Having converted to Catholicism in my late teens, I had little experience or knowledge of The Virgin Mary, our Blessed Mother. I honored her mostly at Christmas time, knowing that she was called “Blessed” in Luke’s gospel, and that she carried our Savior in her womb and stayed with him through His death, resurrection, and ascension.
By Virginia Herrera Aguirre
14 May 2019
The Virgin Mary was, I knew, revered in my new faith; so I set out to know her better.
I began to pray the rosary. I found the mysteries of the rosary to be a beautiful way to ponder the life of Our Lord. After daily mass I began to pray the rosary while I walked along the trails near our home. Often, while I was praying, I would become distracted by thoughts of daily chores, activities, places I’d been and places to which I hoped to go. Still, I kept to my walks and prayed the rosary, allowing the mysteries to pour over me.
Slowly I discovered that I wasn’t walking alone. Our blessed mother walked along with me. When distracted I would imagine her pulling me back to the path and leading me to her son.
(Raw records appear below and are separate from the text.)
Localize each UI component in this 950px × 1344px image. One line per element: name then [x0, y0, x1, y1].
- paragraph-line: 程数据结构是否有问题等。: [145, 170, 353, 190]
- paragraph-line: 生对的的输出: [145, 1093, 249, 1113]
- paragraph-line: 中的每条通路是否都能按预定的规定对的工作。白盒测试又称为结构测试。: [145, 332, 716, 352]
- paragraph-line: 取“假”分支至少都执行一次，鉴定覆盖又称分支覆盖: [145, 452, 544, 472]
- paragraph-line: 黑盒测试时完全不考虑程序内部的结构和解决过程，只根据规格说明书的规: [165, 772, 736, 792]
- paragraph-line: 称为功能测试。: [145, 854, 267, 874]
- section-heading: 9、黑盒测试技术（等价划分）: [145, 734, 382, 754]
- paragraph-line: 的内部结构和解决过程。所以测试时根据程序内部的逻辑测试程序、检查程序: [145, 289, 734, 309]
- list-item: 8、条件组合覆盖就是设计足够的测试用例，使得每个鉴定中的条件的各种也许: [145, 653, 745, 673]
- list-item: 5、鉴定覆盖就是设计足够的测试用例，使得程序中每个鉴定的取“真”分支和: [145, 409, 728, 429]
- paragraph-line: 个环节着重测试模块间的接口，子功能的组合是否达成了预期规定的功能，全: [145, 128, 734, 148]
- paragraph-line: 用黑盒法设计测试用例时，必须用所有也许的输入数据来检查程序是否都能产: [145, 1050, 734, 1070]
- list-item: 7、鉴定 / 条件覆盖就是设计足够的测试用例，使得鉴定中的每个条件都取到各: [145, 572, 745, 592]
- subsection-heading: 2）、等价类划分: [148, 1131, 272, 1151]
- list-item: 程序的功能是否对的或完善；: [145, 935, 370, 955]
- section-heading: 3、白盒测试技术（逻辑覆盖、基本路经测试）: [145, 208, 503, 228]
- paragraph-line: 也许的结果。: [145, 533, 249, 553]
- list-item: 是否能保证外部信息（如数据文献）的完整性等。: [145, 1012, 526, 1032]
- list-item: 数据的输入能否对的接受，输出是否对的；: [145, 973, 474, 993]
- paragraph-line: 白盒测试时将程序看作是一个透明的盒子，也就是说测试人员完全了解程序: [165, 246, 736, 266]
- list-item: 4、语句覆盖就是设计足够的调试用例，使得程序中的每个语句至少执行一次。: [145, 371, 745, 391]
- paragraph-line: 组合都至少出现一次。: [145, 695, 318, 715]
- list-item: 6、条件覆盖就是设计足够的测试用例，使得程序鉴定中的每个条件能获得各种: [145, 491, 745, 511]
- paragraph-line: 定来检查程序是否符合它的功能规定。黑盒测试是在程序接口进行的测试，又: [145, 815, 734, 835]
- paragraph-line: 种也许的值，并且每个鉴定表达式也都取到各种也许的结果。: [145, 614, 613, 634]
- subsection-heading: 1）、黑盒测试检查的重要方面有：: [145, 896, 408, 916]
In honor of her presence I wrote the following poem about our walks:
I am an unruly child,
reaching for everything I see.
Here’s a golden bobble,
there, a pretty toy.
A stage on which to perform is just within my reach.
I pull away towards a different path,
one of games and promises of fun.
Gently, lovingly, firmly, the hand that holds me,
Never lets me go and
Guides me back to the path.
We continue on our journey,
and I continue to pull away.
I forget about our journey, I want to go to play.
But I am held fast, with love.
We climb a mountain,
to the foot of a cross.
Always talkative, I am at a loss for words,
She stands beside me; I am lost in love,
My heart becomes still;
looking up to her glowing face
she looks down to me,
Saying, “Whatever He says to you, do it.”
And with a breath I find my way.
Sometimes, people think building a relationship with Mary is unimportant or unnecessary. However, this thinking is incorrect. To state it simply, if we want to more fully know this Jesus to whom we’ve entrusted ourselves, wouldn’t we want to know his mother better as well?
How can we expect to really know Jesus, if we’re uninterested in knowing his mother? It seems difficult to see how Jesus is pleased by a dismissive attitude toward his mother. Besides, Mary always points us toward her Son. She never detracts from him. Yes, we Catholics “go to Jesus.” But we don’t neglect the Mother of God whose “yes” brought him into the world and made salvation possible.